Ainsi, nous voyons Jinguuji Nao se rendre innocemment au local de l’association où elle s’entretient avec les jeunes inscrits au programme. Des interviews avec les patients sont également au programme. Tous témoignent de leur volonté forte de ne plus se comporter comme des pervers et de reprendre une vie normale à la sortie du programme.
La deuxième journée voit l’arrivée d’une femme accompagnée de son fils. La pauvre maman confie à Nao qu’elle ne sait plus où donner de la tête tellement son rejeton est obnubilé par la chose. D’ailleurs, où est-il ? Ah ! Le voilà, derrière la porte, à moitié nu… Mais, mais, que fait-il !?! Alors que la mère panique, Nao doit réagir vite pour empêcher l’escalade : Elle décide alors de prendre les choses en main…

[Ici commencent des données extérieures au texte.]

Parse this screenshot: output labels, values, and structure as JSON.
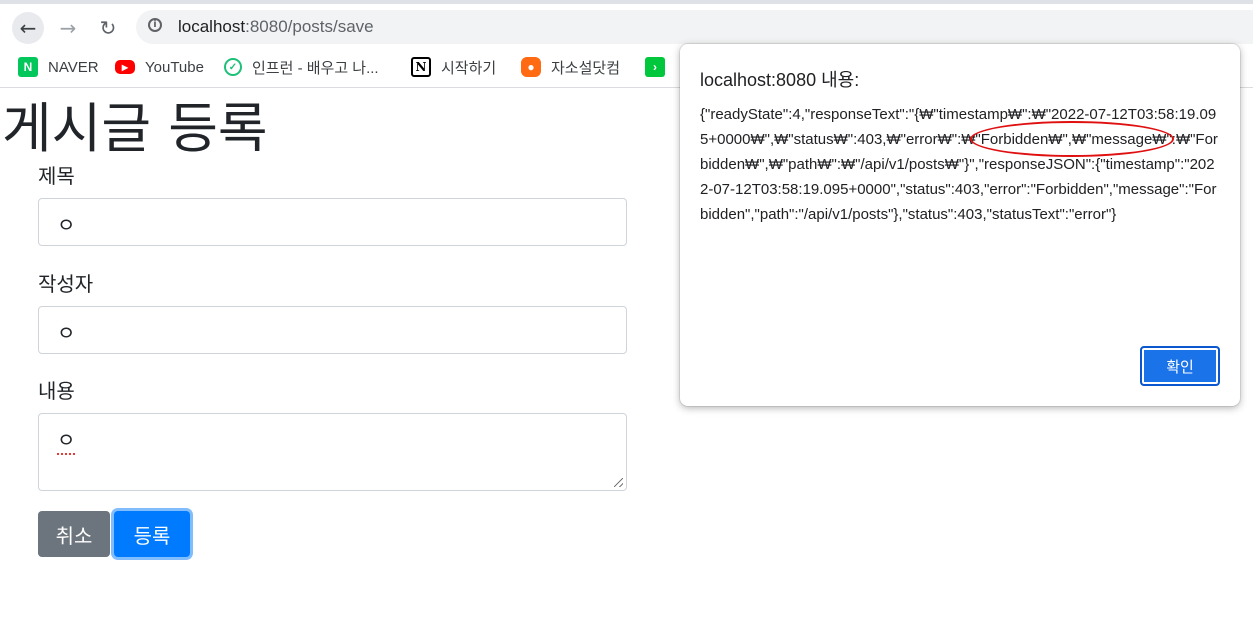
{
  "browser": {
    "url_host": "localhost",
    "url_rest": ":8080/posts/save",
    "bookmarks": [
      {
        "label": "NAVER",
        "icon": "naver-icon"
      },
      {
        "label": "YouTube",
        "icon": "youtube-icon"
      },
      {
        "label": "인프런 - 배우고 나...",
        "icon": "inflearn-icon"
      },
      {
        "label": "시작하기",
        "icon": "notion-icon"
      },
      {
        "label": "자소설닷컴",
        "icon": "jasoseol-icon"
      }
    ]
  },
  "page": {
    "title": "게시글 등록",
    "fields": [
      {
        "label": "제목",
        "value": "ㅇ"
      },
      {
        "label": "작성자",
        "value": "ㅇ"
      },
      {
        "label": "내용",
        "value": "ㅇ"
      }
    ],
    "cancel_label": "취소",
    "submit_label": "등록"
  },
  "dialog": {
    "title": "localhost:8080 내용:",
    "message": "{\"readyState\":4,\"responseText\":\"{₩\"timestamp₩\":₩\"2022-07-12T03:58:19.095+0000₩\",₩\"status₩\":403,₩\"error₩\":₩\"Forbidden₩\",₩\"message₩\":₩\"Forbidden₩\",₩\"path₩\":₩\"/api/v1/posts₩\"}\",\"responseJSON\":{\"timestamp\":\"2022-07-12T03:58:19.095+0000\",\"status\":403,\"error\":\"Forbidden\",\"message\":\"Forbidden\",\"path\":\"/api/v1/posts\"},\"status\":403,\"statusText\":\"error\"}",
    "ok_label": "확인"
  },
  "colors": {
    "primary": "#007bff",
    "secondary": "#6c757d",
    "dialog_button": "#1a73e8",
    "annotation": "#e01010"
  }
}
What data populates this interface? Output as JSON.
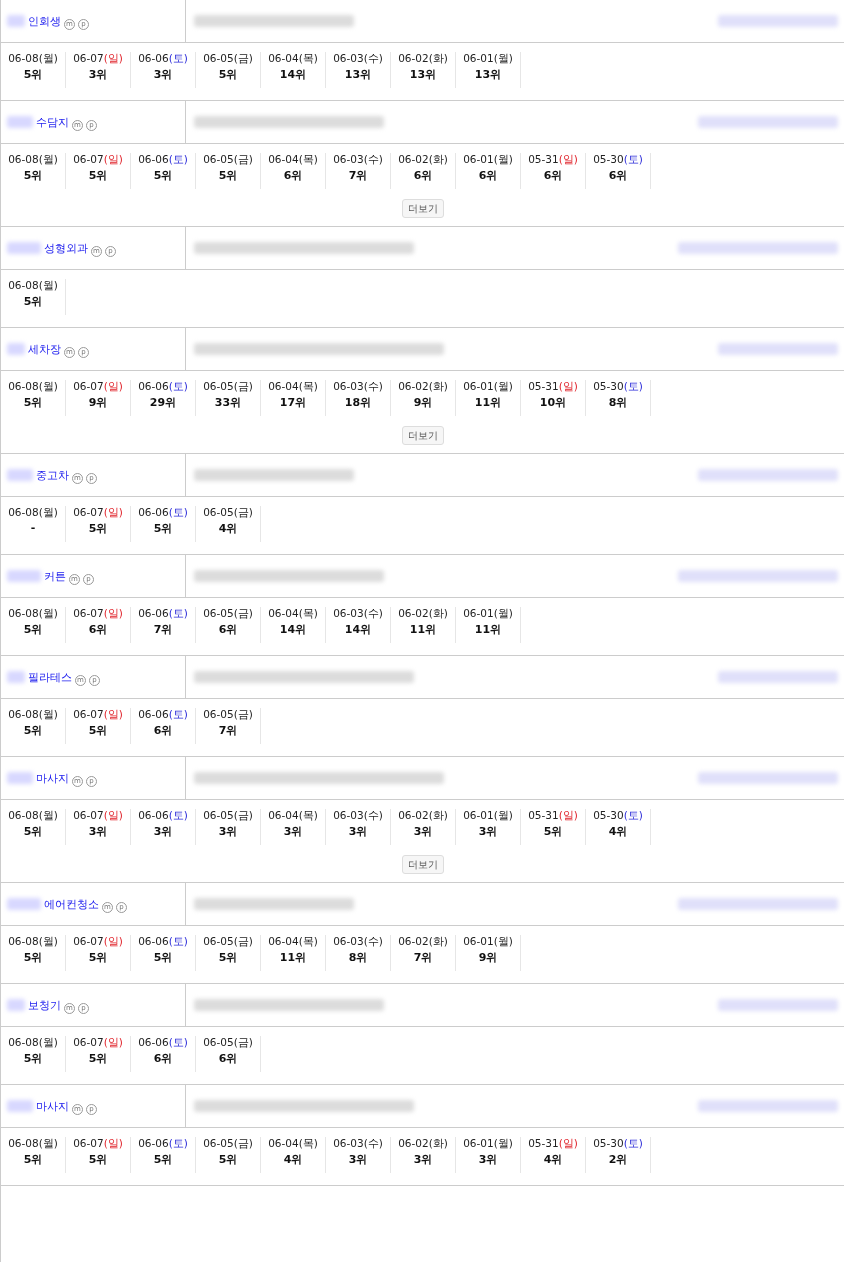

Nao est parfaitement consciente que ce n’est pas la façon d’agir. Mais, il y avait urgence. Le problème est que l’un des autres patients a capté la scène et ne comprend pas pourquoi il n’aurait pas droit, lui aussi aux faveurs de la belle…
“Ce sont de bonnes personnes, il faut les aider…” Diantre, quelle mouche a piqué Nao ? Sa naïveté, Nao va surtout la payer lors de la dernière séquence de MIDA-436 alors que l’ensemble des patients de l’association ont compris qu’elle ne savait pas dire… non !
Même dans ce faux documentaire éclairé à la faveur de lumières naturelles, Jinguuji Nao est sublime. L’histoire de cette malheureuse bénévole qui voulait aider les défavorisés mais s’est trompée de cause se suit d’autant plus agréablement que le second degré prime.